Over at Bitch, PhD, here’s one of several posts expressing outrage that pharmacists are allowed to refuse to sell you birth control pills or emergency contraception.
As one who enthusiastically approves of any fight against religious wackos trying to use the power of the state to take away your rights to reject their religion and ignore its teachings, particularly religious wackos who have a nasty habit of blowing things up or cutting off people’s heads to get their way, I can’t help but be sympathetic.
But I have a couple of questions for our friends on the left.
Where did these pharmacists get their power? They’re not generally willing to blow things up to keep you from getting your birth control, so someone else must be using a threat of force to stop you from simply giving him the finger and going down the street to get your pills.
That someone else, of course, would be the government, which will send armed police to throw you in jail if you give your pharmacist the finger and buy your pills from someone who isn’t in the small licensed priesthood of pharmacists, or buy them at all without posessing a permission slip signed by a member of the small licensed priesthood of M.D.’s. This means that if the pharmacist exercises his judgement and decides not to hand over the pills, and you live in a town too small to support multiple members of this priesthood, you’re either driving to another town or you’re just SOL.
Now who’s brilliant idea was it to empower and direct the Federal Government to do this? Who came up with the plan to take away your right to choose and buy your own medicine and deliver into the hands of these priesthoods the power to allow or forbid your purchase of same? Who delivered into the hands of the government, and by extension the voters, the power to forbid medicines entirely, and to place other medicines off-limits to anyone who hasn’t made the proper supplications to an M.D. and a pharmacist?
Oh, that’s right, it was your side’s brilliant idea, signed into law by your hero Franklin Roosevelt.

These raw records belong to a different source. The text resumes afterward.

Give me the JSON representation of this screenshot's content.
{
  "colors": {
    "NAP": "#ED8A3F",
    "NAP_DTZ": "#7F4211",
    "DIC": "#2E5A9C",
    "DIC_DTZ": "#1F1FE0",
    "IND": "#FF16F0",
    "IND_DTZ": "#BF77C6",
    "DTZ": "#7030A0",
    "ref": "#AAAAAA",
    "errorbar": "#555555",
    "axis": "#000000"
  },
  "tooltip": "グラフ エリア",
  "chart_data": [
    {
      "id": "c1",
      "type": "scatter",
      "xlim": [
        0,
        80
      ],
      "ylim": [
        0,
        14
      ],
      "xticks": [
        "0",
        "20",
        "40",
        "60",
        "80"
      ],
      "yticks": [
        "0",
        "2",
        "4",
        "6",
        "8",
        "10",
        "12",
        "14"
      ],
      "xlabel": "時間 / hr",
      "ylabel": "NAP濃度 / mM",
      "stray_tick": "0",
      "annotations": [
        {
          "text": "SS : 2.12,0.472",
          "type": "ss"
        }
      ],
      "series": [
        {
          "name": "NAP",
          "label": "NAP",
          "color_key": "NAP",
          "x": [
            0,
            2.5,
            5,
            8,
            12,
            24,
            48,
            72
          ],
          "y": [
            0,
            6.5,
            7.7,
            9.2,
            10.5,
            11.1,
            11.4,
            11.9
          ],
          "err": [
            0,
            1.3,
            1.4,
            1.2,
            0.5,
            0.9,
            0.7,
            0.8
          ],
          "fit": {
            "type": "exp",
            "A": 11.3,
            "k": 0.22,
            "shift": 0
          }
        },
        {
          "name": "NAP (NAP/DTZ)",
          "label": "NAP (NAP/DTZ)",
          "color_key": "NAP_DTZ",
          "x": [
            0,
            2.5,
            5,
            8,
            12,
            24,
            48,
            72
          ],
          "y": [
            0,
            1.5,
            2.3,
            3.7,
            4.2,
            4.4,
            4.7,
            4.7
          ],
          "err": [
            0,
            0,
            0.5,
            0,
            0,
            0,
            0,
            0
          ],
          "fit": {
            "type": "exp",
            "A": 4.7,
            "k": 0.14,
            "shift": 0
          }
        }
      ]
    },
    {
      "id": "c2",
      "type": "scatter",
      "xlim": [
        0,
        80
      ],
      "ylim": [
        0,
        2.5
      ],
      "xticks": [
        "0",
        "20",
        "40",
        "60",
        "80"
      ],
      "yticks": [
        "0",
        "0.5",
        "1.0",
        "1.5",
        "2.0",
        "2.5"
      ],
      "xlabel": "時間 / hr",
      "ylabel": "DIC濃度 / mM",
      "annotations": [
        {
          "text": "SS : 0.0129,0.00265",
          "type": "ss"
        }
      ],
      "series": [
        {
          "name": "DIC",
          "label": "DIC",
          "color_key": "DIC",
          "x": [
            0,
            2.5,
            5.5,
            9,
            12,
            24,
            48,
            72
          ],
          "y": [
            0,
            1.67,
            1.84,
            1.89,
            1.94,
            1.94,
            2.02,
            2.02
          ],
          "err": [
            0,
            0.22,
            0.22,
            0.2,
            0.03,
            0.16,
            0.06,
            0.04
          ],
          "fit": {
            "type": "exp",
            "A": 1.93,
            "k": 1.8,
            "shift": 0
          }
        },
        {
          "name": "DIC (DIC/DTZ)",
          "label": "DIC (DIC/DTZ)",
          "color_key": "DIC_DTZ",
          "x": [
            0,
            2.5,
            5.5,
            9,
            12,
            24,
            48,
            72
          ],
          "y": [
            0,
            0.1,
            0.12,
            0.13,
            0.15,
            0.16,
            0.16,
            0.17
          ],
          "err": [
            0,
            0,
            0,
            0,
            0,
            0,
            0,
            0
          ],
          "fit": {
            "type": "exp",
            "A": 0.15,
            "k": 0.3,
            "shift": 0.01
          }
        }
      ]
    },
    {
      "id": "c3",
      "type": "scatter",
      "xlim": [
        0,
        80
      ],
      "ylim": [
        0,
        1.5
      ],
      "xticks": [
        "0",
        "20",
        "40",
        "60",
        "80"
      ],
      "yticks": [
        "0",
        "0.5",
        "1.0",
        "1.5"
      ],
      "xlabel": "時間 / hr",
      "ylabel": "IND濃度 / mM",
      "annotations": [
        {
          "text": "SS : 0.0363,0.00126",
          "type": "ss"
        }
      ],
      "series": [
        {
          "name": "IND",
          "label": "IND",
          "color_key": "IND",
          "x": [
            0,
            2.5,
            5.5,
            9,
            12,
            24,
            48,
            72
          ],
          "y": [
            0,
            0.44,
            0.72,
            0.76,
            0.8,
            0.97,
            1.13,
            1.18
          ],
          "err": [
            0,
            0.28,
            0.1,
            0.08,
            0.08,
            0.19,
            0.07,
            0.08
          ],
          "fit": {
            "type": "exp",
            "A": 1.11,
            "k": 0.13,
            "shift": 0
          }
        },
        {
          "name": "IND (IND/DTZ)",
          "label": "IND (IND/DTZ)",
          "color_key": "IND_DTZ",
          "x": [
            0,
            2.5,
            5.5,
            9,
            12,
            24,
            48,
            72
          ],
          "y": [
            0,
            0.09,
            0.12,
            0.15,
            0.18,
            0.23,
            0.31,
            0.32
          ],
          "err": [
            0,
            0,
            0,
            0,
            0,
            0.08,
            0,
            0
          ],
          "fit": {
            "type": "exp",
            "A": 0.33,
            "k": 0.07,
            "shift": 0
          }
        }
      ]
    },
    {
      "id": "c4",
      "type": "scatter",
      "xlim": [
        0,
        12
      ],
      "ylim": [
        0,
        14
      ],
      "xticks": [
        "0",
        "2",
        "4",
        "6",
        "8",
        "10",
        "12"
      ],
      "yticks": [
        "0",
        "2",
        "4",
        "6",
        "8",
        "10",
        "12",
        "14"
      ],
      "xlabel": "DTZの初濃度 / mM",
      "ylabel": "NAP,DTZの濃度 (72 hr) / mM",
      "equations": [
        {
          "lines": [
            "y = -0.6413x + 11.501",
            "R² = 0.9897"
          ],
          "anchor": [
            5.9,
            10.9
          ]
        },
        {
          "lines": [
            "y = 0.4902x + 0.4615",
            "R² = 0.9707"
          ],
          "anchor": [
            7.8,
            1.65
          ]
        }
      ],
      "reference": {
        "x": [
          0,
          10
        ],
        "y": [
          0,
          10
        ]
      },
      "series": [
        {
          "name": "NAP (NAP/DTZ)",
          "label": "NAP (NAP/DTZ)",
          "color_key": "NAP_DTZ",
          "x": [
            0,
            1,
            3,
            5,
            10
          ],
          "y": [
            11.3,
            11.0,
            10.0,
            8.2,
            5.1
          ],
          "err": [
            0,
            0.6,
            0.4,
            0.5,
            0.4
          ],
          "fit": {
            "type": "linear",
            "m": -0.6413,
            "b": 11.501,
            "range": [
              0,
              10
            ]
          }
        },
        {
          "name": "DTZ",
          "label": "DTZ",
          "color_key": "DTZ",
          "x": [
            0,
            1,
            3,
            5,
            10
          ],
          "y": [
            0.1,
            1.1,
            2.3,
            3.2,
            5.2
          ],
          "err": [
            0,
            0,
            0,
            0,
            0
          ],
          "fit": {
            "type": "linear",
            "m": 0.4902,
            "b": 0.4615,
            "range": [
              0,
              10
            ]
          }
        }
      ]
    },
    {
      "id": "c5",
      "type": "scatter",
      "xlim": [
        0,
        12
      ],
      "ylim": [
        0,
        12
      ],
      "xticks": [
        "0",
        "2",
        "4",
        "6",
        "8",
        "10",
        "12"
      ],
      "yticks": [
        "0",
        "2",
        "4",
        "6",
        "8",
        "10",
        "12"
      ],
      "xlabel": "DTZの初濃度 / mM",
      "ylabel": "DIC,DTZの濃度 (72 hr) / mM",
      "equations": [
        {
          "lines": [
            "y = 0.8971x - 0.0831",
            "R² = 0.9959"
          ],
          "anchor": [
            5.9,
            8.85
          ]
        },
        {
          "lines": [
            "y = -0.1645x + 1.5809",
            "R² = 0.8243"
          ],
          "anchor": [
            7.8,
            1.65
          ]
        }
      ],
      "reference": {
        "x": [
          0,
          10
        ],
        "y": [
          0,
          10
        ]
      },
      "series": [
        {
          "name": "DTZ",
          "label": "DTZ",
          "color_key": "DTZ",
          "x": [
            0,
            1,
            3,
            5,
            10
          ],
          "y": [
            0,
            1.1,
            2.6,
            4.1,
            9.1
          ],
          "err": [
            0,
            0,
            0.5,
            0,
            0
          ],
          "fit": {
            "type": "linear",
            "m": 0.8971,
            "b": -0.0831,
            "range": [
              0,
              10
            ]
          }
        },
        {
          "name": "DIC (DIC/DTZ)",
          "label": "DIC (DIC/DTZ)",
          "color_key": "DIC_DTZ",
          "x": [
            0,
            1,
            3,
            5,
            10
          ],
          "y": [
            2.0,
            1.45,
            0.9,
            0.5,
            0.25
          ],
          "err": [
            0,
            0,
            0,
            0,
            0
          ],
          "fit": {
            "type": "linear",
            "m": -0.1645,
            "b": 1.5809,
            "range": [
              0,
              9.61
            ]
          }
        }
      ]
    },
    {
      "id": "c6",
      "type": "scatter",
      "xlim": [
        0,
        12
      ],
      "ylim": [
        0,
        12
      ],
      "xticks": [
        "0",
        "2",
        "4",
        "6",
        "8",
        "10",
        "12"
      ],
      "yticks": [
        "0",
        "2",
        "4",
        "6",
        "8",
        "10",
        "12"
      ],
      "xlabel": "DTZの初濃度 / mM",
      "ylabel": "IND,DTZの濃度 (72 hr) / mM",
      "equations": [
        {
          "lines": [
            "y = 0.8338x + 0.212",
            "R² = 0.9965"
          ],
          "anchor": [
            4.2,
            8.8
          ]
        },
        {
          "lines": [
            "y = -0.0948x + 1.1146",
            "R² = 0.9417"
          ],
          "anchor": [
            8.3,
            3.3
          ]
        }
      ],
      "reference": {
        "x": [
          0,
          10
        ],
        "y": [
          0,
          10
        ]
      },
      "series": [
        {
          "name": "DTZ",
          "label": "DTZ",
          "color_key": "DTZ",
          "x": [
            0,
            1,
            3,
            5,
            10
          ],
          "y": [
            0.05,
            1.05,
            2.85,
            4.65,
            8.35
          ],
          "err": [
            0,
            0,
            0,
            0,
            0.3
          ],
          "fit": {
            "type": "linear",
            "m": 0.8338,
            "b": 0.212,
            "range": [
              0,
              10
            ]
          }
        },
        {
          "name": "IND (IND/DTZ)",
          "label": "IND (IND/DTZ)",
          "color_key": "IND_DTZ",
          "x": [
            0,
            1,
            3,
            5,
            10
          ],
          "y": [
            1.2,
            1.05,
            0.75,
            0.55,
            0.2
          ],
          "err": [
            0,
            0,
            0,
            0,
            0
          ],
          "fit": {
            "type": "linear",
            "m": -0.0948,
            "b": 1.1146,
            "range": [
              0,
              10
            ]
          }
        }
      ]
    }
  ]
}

Now, after you’ve delivered this power into the hands of the voters, you’re dismayed to find that there are voters that don’t think you should be allowed to have birth control pills or emergency contraception. They think the power of the state should be used to stop you from getting these things. There are pharmacists that think the same way, and voters who think they should be allowed to exercise this discretion while being protected from dissenting competitors.
I’m not too happy about that either. But what are you going to do about those voters? Kill them? Outvote them? (That’ll work great until they’ve outbred you for a few generations) Try to work up an even more convoluted principle that lets doctors and pharmacists treat us like the overgrown children you insist that most of us are but doesn’t let them refuse us birth control prescriptions?
Or are you going to join with some of those you affectionately call “wingnuts” and stand for the principle that, no, the government should not have the power to take away our medicine or use force to stop us from buying it or insist that a special class of people has the power to make all those decisions for us? Form a coalition of voters who hate the restrictions on birth control and voters who hate the restrictions on pain medicine and voters who hate the restrictions on experimental cancer therapies and voters who hate the restrictions on allergy medicine and voters who hate the extra cost the whole system imposes on everyone who needs medicine or medical treatment of any kind?
Hell, you might convince some religious wackos to give up their opposition to other people buying birth control in peace in exchange for cheaper medicines, quicker introduction of new medicines, and the right to treat their own conditions without other groups of voters having a say.
I think it’s worth a shot. Y’all with me?